本屋さんを通りかかって、何かのランキングで1位になっていた本を手に取った。
人気のあるものを何故かすぐに受け入れられなくてブームが過ぎ去ってから良さに気がつくということがよくある。
そういう人いませんか。
私そういう人です。
流行りの音楽とかなかなかすぐに受け入れられない。
でも今回は流行に乗れた!読みたくなった!
「琥珀の夏」
題名が美しいなと思ったのと表紙も美しかったから。
本を読む時は、何日かに分けて読むのがもやもやして嫌なので、時間がある時に一気に読んだ。
面白かった。
自分のことじゃないのになんだか懐かしくなるような本だった。昔の曖昧な記憶とか変に覚えてる記憶とか、ああこんな感じだったなって。
すごく素敵な本でした。
実は本屋さんに行った時に手にした本がもう一冊ある。
琥珀の夏とは別のランキングがあり、4位に「八月の銀の雪」という題名が載っていた。美しい題名だなと思った。私はたいして本が好きじゃないのに、また題名が好きな感じだけで興味をもっている。
あれ。ランキングに題名があるのに、肝心の本が並んでいない。
掲示の下に、1位、2位、3位、5位、6位...10位と本が並んでいるのに、4位の本だけない。
人気で売れて本が無いという感じではなく(失礼)、並べるスペース自体が4位だけなかった。
そうすると無性に4位の本が気になる。
もう一回1位から順番に本を見ると2位の本の中に一冊だけ変な向きで置かれている本があった。
手に取ると八月の銀の雪だった。
君は何故ここに。
手に取ったものの、琥珀の夏をすでに手に取った後だったので、読書が得意でない私は2冊目を買うことをためらった。
ただもう迷うのは遅い。
一回手に取った手前、2位の本棚には戻しにくい。
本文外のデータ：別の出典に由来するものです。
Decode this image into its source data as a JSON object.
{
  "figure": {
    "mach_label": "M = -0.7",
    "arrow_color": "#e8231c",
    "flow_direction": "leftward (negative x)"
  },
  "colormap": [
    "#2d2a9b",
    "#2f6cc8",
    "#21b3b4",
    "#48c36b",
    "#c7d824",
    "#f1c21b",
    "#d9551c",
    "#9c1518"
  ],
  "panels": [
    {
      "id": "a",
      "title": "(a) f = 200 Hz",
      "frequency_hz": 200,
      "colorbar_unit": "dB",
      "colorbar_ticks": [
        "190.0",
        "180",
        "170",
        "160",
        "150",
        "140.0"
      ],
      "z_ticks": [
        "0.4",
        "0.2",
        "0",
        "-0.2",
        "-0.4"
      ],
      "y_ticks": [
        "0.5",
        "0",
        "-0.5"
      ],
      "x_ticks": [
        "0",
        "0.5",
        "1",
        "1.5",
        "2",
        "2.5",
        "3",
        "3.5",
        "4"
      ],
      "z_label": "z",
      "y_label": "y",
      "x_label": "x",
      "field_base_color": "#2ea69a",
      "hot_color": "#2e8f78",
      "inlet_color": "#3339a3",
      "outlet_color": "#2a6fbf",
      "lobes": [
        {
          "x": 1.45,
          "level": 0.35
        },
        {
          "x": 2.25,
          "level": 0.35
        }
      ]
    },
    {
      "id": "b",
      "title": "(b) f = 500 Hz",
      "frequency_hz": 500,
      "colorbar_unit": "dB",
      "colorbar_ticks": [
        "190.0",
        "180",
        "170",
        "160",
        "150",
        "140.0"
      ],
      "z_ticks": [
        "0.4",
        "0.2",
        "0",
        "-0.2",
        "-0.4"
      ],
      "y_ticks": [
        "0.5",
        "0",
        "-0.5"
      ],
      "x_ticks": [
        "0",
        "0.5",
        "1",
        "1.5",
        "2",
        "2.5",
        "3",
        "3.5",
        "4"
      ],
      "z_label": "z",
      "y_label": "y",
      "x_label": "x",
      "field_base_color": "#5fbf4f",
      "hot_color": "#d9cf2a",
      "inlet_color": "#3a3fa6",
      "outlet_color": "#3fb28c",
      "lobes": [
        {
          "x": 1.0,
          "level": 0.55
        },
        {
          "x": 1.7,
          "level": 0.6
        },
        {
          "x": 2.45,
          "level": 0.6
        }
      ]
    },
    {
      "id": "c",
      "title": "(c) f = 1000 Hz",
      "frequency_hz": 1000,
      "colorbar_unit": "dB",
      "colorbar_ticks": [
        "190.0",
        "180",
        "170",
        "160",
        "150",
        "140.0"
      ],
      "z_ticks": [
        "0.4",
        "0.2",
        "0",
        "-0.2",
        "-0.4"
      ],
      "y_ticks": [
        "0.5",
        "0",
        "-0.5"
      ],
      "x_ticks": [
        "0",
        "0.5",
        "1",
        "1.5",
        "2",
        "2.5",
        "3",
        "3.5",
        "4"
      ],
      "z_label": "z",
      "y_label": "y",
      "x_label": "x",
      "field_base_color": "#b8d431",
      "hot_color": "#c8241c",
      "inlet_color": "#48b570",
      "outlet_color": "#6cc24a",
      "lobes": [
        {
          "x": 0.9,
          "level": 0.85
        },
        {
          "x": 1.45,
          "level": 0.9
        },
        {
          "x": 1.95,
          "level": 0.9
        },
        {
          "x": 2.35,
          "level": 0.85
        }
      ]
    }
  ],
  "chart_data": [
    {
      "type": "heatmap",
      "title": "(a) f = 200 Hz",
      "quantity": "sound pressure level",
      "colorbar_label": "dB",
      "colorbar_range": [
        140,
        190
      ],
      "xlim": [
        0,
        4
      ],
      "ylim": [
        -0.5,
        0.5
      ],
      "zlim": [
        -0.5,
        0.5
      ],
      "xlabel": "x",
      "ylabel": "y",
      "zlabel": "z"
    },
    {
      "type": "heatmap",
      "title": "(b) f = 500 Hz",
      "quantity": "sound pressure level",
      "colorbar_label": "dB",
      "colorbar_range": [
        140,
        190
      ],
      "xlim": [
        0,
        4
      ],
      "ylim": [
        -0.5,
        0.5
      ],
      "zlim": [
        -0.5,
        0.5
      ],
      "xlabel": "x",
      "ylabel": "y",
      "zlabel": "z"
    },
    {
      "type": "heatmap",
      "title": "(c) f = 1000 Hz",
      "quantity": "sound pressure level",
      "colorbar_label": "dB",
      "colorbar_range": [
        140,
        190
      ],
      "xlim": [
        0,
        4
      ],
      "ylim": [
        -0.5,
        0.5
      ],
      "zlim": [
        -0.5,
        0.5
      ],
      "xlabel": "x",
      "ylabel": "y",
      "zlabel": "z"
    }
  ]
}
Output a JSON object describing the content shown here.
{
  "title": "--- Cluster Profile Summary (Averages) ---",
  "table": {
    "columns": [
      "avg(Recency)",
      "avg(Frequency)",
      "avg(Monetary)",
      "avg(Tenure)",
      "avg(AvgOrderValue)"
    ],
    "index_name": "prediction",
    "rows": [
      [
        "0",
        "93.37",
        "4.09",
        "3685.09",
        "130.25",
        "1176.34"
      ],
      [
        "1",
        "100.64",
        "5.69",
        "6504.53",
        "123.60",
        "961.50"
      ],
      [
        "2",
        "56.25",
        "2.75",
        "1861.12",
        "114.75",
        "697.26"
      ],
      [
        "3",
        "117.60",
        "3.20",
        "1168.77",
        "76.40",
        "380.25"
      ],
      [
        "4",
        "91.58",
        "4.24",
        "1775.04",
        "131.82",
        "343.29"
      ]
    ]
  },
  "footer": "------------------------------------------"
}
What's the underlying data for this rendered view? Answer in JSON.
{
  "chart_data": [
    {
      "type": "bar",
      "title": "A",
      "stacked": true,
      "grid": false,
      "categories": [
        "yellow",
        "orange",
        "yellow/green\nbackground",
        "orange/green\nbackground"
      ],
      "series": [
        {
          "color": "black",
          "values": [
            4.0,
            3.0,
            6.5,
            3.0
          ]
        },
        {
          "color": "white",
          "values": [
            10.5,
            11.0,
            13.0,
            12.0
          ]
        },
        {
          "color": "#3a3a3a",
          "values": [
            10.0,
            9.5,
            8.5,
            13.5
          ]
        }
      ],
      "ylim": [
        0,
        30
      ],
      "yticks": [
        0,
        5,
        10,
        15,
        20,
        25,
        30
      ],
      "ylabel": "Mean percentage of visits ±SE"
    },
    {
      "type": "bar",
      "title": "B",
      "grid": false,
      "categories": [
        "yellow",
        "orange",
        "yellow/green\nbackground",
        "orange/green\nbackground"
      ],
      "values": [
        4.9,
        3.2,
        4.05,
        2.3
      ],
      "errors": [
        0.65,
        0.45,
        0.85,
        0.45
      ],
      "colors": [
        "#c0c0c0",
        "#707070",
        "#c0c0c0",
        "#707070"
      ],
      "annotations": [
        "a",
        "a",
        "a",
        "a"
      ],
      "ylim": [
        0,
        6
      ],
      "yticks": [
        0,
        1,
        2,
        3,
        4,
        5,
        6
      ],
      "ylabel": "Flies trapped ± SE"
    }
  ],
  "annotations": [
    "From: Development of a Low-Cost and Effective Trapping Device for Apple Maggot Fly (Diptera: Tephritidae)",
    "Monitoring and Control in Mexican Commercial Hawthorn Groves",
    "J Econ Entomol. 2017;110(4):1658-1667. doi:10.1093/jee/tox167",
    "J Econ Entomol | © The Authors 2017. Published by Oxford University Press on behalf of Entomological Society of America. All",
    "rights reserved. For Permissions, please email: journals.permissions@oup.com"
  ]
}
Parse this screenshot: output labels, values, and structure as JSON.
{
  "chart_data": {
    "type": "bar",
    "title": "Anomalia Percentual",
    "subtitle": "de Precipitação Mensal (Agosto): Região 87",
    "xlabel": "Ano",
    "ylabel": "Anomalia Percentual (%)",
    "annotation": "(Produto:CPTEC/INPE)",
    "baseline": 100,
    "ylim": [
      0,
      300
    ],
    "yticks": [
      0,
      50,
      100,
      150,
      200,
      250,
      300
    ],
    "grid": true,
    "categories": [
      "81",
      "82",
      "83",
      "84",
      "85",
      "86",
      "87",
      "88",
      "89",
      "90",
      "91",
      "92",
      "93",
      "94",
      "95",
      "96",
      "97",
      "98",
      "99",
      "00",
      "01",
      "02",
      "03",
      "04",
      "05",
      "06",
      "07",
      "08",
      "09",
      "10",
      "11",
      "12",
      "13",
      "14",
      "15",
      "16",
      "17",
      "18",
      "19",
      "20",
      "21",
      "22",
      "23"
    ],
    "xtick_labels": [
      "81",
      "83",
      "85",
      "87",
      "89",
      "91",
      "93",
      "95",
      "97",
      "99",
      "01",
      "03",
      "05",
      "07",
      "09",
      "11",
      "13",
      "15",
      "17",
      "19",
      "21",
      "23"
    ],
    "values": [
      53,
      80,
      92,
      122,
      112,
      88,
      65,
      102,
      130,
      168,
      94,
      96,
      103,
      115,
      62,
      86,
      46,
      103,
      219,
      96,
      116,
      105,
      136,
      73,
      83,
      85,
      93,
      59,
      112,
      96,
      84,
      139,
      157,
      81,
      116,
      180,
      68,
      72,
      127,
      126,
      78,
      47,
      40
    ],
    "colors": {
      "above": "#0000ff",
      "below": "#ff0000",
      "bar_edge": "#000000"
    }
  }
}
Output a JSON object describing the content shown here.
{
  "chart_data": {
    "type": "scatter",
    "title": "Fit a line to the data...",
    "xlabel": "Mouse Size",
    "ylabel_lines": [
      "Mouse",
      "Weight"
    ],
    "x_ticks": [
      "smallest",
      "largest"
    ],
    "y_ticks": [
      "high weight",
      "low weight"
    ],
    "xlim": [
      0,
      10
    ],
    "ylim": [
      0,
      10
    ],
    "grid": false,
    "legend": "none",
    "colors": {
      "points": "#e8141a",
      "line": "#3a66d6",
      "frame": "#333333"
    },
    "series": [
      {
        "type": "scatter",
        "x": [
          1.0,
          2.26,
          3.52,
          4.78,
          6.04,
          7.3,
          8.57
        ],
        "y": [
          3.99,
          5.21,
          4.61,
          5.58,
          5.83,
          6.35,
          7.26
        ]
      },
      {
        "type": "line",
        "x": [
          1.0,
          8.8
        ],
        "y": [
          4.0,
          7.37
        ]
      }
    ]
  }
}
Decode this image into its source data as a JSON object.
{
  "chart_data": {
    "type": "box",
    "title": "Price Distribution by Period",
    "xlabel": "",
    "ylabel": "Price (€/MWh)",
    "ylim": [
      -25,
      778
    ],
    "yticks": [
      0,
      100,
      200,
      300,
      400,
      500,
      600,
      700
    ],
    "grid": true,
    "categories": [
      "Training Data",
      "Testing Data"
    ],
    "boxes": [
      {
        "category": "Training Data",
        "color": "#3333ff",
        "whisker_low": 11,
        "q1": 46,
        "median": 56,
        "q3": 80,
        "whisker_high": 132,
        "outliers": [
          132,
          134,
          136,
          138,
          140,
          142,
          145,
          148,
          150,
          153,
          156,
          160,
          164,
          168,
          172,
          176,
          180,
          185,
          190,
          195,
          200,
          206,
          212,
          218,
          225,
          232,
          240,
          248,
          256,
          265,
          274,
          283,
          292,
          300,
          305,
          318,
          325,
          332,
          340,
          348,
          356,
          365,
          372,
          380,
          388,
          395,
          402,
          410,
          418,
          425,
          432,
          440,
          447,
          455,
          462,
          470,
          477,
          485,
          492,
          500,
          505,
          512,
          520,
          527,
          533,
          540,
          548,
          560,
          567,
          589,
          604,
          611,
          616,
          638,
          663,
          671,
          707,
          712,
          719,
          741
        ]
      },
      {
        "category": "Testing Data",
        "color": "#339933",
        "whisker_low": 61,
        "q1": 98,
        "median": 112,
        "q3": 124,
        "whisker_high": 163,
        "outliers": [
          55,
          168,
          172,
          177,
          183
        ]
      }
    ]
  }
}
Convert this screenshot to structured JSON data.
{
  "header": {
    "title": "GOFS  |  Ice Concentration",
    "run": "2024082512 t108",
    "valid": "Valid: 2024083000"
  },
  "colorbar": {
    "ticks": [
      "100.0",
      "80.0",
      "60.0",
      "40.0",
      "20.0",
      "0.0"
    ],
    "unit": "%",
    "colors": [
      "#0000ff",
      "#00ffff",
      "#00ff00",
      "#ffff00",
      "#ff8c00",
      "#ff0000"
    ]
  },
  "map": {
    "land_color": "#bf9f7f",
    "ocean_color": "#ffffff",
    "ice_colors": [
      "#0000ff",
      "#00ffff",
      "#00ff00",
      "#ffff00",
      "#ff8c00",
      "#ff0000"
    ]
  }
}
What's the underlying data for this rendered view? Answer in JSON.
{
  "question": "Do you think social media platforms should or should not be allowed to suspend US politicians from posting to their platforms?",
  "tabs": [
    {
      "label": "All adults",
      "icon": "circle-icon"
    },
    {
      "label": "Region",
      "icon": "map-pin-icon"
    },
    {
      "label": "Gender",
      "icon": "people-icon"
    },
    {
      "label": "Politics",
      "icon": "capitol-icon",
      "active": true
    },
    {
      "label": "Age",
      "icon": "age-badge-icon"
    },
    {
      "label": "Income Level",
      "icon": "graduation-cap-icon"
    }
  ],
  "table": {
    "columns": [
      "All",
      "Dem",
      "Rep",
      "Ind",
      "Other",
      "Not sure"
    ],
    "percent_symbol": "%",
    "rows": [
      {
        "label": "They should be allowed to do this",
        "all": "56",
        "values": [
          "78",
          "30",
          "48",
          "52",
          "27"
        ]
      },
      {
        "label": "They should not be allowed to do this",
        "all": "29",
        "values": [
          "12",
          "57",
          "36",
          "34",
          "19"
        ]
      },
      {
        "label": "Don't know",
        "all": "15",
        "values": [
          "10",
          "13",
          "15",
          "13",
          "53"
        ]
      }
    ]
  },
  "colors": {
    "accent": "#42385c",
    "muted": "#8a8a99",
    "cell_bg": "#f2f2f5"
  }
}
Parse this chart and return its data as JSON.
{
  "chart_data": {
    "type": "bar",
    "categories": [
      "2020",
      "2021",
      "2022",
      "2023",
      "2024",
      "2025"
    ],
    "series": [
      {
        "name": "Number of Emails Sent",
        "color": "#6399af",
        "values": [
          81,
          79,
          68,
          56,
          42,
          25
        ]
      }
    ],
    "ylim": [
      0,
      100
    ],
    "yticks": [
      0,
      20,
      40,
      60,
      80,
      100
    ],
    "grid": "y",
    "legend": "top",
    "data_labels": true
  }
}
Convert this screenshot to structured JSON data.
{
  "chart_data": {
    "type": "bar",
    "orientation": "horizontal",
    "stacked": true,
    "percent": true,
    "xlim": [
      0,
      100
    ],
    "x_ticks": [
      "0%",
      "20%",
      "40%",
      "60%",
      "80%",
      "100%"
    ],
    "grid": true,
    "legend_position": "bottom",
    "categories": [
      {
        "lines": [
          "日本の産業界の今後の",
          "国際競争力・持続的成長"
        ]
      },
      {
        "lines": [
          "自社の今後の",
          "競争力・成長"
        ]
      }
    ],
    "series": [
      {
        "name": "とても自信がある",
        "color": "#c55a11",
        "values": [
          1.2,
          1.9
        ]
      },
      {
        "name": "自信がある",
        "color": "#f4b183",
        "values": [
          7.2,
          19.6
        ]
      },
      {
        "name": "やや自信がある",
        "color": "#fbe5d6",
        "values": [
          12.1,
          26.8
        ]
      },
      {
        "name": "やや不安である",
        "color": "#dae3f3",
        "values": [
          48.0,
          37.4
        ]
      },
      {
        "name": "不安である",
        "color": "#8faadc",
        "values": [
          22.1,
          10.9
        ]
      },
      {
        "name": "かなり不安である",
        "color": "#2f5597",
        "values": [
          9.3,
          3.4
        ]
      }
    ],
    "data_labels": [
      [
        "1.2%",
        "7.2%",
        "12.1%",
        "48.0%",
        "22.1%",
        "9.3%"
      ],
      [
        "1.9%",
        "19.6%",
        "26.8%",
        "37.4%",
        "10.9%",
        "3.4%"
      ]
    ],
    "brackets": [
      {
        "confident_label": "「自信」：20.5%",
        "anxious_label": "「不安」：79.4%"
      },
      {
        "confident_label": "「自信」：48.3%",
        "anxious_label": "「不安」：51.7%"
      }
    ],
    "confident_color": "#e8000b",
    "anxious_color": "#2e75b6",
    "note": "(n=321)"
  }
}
非常識なことはなるべく避けたい。
4位の本の置き場はない。本屋を一周して同じ本を探したけど見つけられなかった。
そういうわけで本を戻せず「八月の銀の雪」も買った。
この本はまだ読んでいない。
でもきっと素敵な本。題名が素敵だし。売り場がなくてもしぶとく生き残ってるし。よく分からないけど。
読んでないのになんか愛着湧いてきたな。